An iPhone Toolkit for Python

As I briefly mentioned in the last installment, I am working on a Python toolkit for iPhone app development. The toolkit will do all the PyObjC wrapping for you, and will provide a large number of convenience classes which ease the process of writing your apps. The toolkit will also include a set of scripts which make testing and debugging your code much easier.

A surprising number of iPhone APIs are C-oriented, probably owing to the limited storage and memory of the devices which employ iPhoneOS. These APIs will be offered in their awkward C glory in addition to Python-specific APIs which are much easier to use. The toolkit already contains a Python class for CoreGraphics contexts, and (more or less) most of the API is already covered. The toolkit will strive to create bindings for private frameworks as well (to the extent possible, given the near complete lack of community documentation on them). Why would we not provide them considering Apple has already banned your Python apps from being listed in the app store?

Having log files of your app’s standard output and python errors is great, but having to type a command to print the log or in some way refresh your view of it is tedious.
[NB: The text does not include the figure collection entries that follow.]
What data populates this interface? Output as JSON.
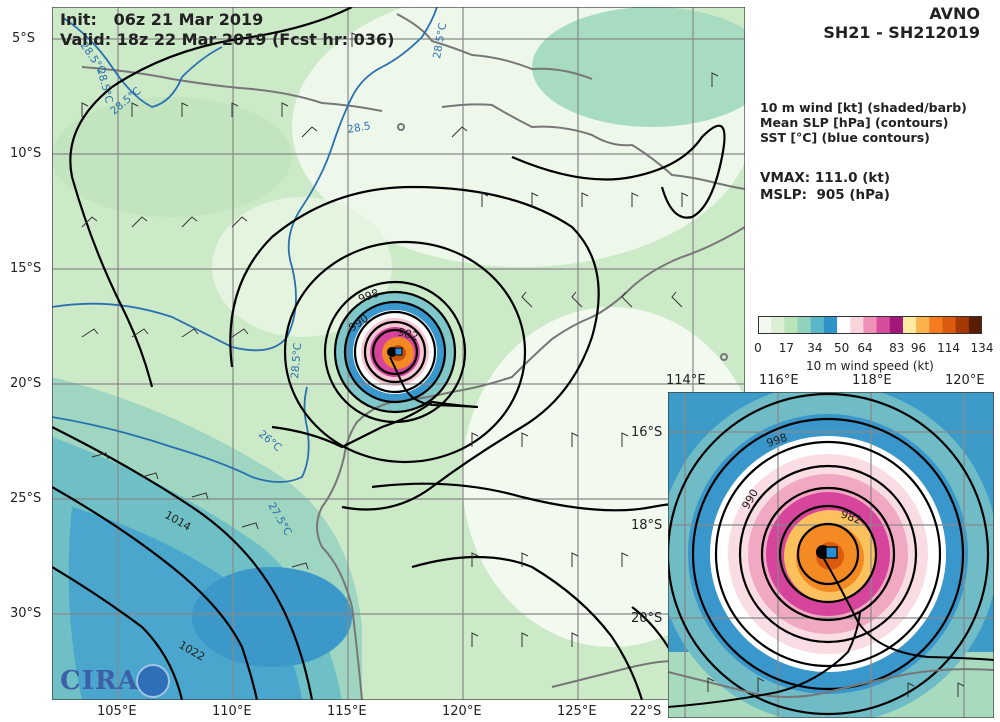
{
  "header": {
    "init": "Init:   06z 21 Mar 2019",
    "valid": "Valid: 18z 22 Mar 2019 (Fcst hr: 036)",
    "model": "AVNO",
    "storm": "SH21 - SH212019"
  },
  "legend_text": {
    "line1": "10 m wind [kt] (shaded/barb)",
    "line2": "Mean SLP [hPa] (contours)",
    "line3": "SST [°C] (blue contours)",
    "vmax": "VMAX: 111.0 (kt)",
    "mslp": "MSLP:  905 (hPa)"
  },
  "colorbar": {
    "ticks": [
      "0",
      "17",
      "34",
      "50",
      "64",
      "83",
      "96",
      "114",
      "134"
    ],
    "tick_values": [
      0,
      17,
      34,
      50,
      64,
      83,
      96,
      114,
      134
    ],
    "max": 134,
    "label": "10 m wind speed (kt)",
    "colors": [
      "#f2f8f0",
      "#dcefd6",
      "#b9e3b8",
      "#8fd1ba",
      "#5ab7c8",
      "#2f93c9",
      "#ffffff",
      "#f8d5dd",
      "#ee90b8",
      "#d64d9e",
      "#a3177a",
      "#ffe9a3",
      "#fbb24c",
      "#f37d1e",
      "#db5a0d",
      "#a33a04",
      "#5b1d02"
    ]
  },
  "main_map": {
    "lat_labels": [
      "5°S",
      "10°S",
      "15°S",
      "20°S",
      "25°S",
      "30°S"
    ],
    "lon_labels": [
      "105°E",
      "110°E",
      "115°E",
      "120°E",
      "125°E",
      "22°S"
    ],
    "slp_labels": [
      "998",
      "990",
      "982",
      "1014",
      "1022"
    ],
    "sst_labels": [
      "28.5°C",
      "28.5°C",
      "28.5°C",
      "28.5",
      "28.5°C",
      "28.5°C",
      "26°C",
      "27.5°C"
    ]
  },
  "inset_map": {
    "lon_labels": [
      "114°E",
      "116°E",
      "118°E",
      "120°E"
    ],
    "lat_labels": [
      "16°S",
      "18°S",
      "20°S"
    ],
    "slp_labels": [
      "998",
      "990",
      "982"
    ]
  },
  "logo": {
    "text": "CIRA"
  }
}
It would be better if we had a view of the output log as it happened.

Initially I tried to create a cradle of sorts for launching Python apps in a “debugging mode”. This mode would detect exceptions and Python crashes and pop into the debug log viewer application I wrote. This MIGHT still be possible, but has so far thwarted my discovery due to the Springboard restrictions listed above. If anyone has more information on how to facilitate this I would love to know.

It is possible however to have a live view of Python’s output. Like any decent UNIX implementation, iPhoneOS supports named pipes, also known as FIFOs. Named pipes are special files which allow two processes to send data to each other. All we need to do is modify our logging code to write to a FIFO, and at the same time read it from another process.

So one of the scripts included in my new toolkit does just this. Once launched, it clears the screen and starts reading the FIFO. This blocks until your app opens the FIFO for writing. The data is then written to the screen, and when your app quits and closes the file descriptor, the script stops reading the data. Stick it in an infinite while loop and you have an incredibly useful error console. No more printing log files!

Setting up your development environment every time you boot can be tedious. I’ve created a script to do the lifting for you automatically. All tools provided with the toolkit use a unified method of determining if your iPhoneOS device is connected, and allows you to mount it on your own if you please without errors.